Joking aside, when I first discovered low carb eating I thought I hit the jackpot on fixing the health problems I had been chasing for years.

A plethora of psych meds had little effect on my many brain/cognitive/mood issues. I suspected at least insulin resistance if I wasn't already in the type 2 diabetes zone.

The low carb WOE (way of eating) completely eliminated all symptoms I suspected were related to improper glucose/insulin function:

acanthosis nigricans on my neck and underarms
many skin tags, all disappeared
food cravings gone!
infertility disappeared (PCOS probably could have been dx'ed too, considering the many cysts easily seen on ultrasound)

The skin of my scalp had begun developing raw bleeding/weeping red patches all over, which would then scab over before sloughing off and the process repeating. My head was usually one big scab helmet. This improved immensely over the course of 6 months and was well gone by the 1 year mark.

Never pinned exactly what caused that, unless it was gluten/wheat.

I dropped gluten/wheat when going LC. I had a large amount of skin that was raised and painfully raw and itchy, mostly over bony areas and from head to toe.

Nothing I took or applied did anything. It made me so miserable I was certain this must have been the "thorn in the flesh" of which spoke the apostle Paul.

The body rash disappeared completely with the LC WOE!! I figured it was gluten/wheat related because some years later I tried consuming it. Low and behold, it triggered the formation of the rash in the same place it had first begun.

My sensitivity seemed to be dose dependent, but once I put it together I eschewed gluten totally. Who knows what it was doing to my insides.

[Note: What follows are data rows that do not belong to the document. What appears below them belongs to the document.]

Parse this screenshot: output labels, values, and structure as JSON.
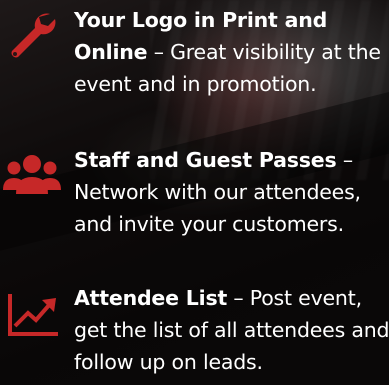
{
  "features": [
    {
      "title": "Your Logo in Print and Online",
      "separator": "  –",
      "description": " Great visibility at the event and in promotion.",
      "icon": "wrench-icon"
    },
    {
      "title": "Staff and Guest Passes",
      "separator": " –",
      "description": " Network with our attendees, and invite your customers.",
      "icon": "users-group-icon"
    },
    {
      "title": "Attendee List",
      "separator": " –",
      "description": " Post event, get the list of all attendees and follow up on leads.",
      "icon": "trending-chart-icon"
    }
  ],
  "colors": {
    "accent": "#c62828",
    "text": "#ffffff"
  }
}
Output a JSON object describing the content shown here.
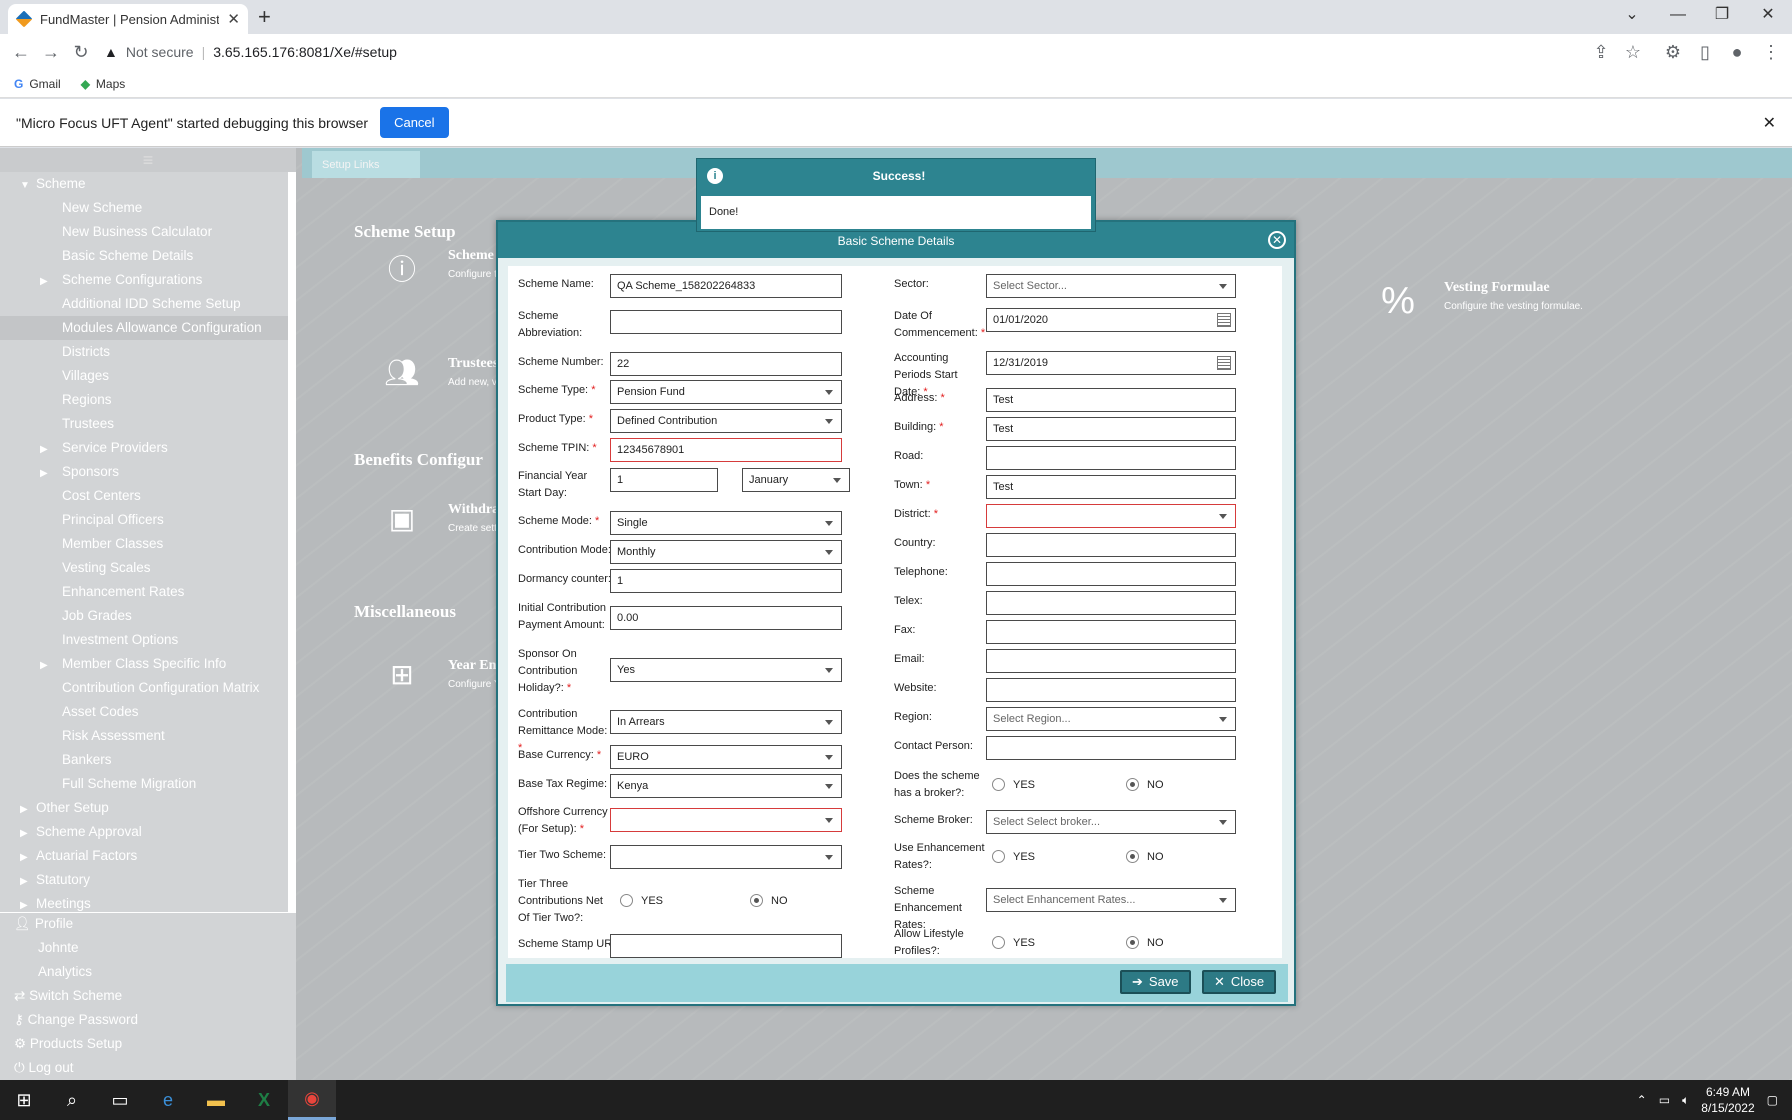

I experienced weight loss as a side effect. A good one, as I was officially obese and unable to slow down the gaining with a whole foods "healthy balanced" diet.

My weight dropped very slowly, only 1-2 pounds a month. I didn't try for it, and once I reached a normal weight I didn't need to change anything to maintain the loss. Been maintaining normal weight for 6+ years.

I am certain eating this way is much less inflammatory than how I ate in the past, even when I was a strictly organic vegetarian. It's remarkable how different we all can be.

Despite supplementing, I came to feel that my body probably needed the right balance of macronutrients before it was able to absorb/process/use micronutrients.

Eating low carb barely helped myalgia and there were only slight improvements in psych/cognitive issues. It didn't touch my daily headaches and frequent cluster episodes, or any of the crazy migrating bone/foot pains from bart and lyme.

I've played with keto but the effort required makes it too impractical for me to see any measure of consistency.

I can say that a LC WOE is likely what allowed me to use Burrascano-type tx with 5-7 anti-infectives at any given time and yeast/candida overgrowth was never an issue.

I could go on, but believe diet is so very crucial to successful treatment. Low carb might not be for everyone, but could deserve consideration if there are ongoing issues that it might be able to help.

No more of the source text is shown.